Traditional banks typically owned payment providers in the past, such as Royal Bank of Scotland-run Worldpay, Nets led by 186 Nordic banks, Nexi by the Italian Popolare banks and Concardis by German regional banks. These are not best owners of payments companies, according to Brocklebank, as it’s not their core business, which is lending and deposits.
“So they struggle to invest enough in them, attract the right talent, use M&A to acquire scale and capabilities, or give them the independence they need to be nimble operators in a rapidly evolving marketplace,” he says.
The perks of an international market
Given its history as a piece of market infrastructure run by banks or consortia of banks, the payments market has traditionally been characterised by strong regional or national players, says Pocha. “It therefore made sense to seek to grow the customer base through M&A in different EU member states and regions,” he says. “This also played to the private equity industry’s strengths: investors were perfectly placed to implement such cross-border ‘buy and build’ strategies.”
Coupled with the fact that private equity lives with the imperative of having to send its capital out to work, and many of the active funds were raised prior to the pandemic, this has meant it has been able to continue pursuing its M&A strategies at a time when other potential trade acquirers are pausing for breath or finding it harder to compete on price.
Additionally, the pandemic has impacted the payments M&A landscape by illustrating the danger of being too niche, as in the example of payments firms which relied heavily on servicing the travel industry and were disproportionately negatively impacted.
Surprisingly, penetration of digital payments remains relatively low in Germany, the powerhouse of Europe’s economy.

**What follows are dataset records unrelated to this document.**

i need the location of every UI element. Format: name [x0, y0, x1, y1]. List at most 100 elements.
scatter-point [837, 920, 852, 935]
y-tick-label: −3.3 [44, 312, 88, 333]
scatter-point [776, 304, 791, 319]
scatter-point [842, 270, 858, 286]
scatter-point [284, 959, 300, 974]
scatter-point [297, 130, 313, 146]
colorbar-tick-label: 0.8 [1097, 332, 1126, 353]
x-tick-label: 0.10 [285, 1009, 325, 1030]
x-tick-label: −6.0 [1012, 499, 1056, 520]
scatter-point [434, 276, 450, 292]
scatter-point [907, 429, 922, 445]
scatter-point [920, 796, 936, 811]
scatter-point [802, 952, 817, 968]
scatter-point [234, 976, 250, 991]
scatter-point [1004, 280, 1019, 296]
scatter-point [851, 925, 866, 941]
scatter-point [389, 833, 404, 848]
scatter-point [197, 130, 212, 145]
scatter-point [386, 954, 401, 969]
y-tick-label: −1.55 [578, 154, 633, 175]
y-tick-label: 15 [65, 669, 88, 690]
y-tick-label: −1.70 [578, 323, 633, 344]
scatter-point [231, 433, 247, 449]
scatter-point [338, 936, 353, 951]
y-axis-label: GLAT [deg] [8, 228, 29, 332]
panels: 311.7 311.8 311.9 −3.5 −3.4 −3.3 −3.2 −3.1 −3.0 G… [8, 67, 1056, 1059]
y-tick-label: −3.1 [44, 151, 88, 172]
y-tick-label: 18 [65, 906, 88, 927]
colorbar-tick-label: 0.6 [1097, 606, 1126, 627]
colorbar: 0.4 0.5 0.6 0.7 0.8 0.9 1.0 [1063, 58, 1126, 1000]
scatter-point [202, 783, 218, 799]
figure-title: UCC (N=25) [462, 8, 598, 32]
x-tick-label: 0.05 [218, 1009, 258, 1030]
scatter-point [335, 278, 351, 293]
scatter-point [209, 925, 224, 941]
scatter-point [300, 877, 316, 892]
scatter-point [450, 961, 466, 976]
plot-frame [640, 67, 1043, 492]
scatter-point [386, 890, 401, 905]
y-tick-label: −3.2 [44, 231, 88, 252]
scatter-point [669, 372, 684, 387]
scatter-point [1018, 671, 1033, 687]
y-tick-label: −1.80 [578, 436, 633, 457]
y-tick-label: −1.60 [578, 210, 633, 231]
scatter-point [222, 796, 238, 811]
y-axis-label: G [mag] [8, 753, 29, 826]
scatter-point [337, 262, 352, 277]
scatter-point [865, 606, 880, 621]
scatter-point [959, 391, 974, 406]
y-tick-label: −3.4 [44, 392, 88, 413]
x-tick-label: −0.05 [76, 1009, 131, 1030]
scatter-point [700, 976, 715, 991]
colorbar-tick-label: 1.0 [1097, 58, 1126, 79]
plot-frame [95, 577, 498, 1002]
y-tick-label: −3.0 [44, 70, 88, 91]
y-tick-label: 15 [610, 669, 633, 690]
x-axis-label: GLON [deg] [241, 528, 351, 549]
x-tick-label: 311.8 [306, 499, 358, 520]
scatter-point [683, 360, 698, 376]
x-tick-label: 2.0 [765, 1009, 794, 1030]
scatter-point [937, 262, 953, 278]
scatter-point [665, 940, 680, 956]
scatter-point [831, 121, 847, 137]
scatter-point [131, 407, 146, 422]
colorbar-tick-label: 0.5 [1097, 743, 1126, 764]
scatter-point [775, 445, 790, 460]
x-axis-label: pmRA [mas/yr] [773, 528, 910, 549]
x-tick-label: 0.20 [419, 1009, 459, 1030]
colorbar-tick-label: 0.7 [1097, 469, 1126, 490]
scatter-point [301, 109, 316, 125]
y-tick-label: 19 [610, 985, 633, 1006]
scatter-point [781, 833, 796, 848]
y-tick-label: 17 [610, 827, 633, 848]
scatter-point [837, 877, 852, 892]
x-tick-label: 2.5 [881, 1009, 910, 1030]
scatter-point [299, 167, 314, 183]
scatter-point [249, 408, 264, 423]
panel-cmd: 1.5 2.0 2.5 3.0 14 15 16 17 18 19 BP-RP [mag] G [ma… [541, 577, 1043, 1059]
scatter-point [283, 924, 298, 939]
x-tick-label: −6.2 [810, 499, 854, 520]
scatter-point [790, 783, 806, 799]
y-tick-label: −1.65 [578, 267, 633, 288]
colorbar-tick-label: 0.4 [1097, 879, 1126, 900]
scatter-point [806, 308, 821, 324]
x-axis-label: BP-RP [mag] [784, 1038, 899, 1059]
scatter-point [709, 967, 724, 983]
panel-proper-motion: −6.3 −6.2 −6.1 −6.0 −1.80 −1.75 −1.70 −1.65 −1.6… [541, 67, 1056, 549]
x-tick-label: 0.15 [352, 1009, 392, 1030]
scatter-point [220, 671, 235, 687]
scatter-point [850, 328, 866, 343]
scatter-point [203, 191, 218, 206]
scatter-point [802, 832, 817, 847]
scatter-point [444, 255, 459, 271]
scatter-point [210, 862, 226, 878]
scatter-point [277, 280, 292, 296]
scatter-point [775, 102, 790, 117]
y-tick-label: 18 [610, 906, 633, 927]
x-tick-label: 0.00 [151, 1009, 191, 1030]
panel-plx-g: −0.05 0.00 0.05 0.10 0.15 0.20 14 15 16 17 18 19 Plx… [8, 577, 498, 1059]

Germans have traditionally not been comfortable with high levels of borrowing and instead preferred local debit schemes and cash. As a result, the penetration of cards, typically a precursor to digital payments, has lagged behind the rest of Europe.
Finding the right players for investment
Where competition is most evident is around the edges, says Brocklebank. For example, niche ecommerce offerings from nimble fintech players. “But even those struggle to get traction with big, global merchants who need blue-chip, resilient, scaled solutions,” he says. “These nimble fintech players are more of a threat in the small and medium-sized enterprise (SME) customer base.”
One such nimble fintech player is London-based payments processor Safenetpay, which services the UK and, imminently, European and Asian SME sector with innovative payments and business current account solutions.
Co-founder and chief executive Sanjar Mavlyanov says, although advances by private equity groups may be flattering, Safenetpay is not receptive to such overtures. “We pride ourselves on being independent and having a tightly knit global team that can act fast to meet and exceed clients’ ever-evolving payments needs,” he says.
So despite the evident surge in takeover activity in payments processing, there are still minnows willing to take their chances in fintech seas awash with hungry predators.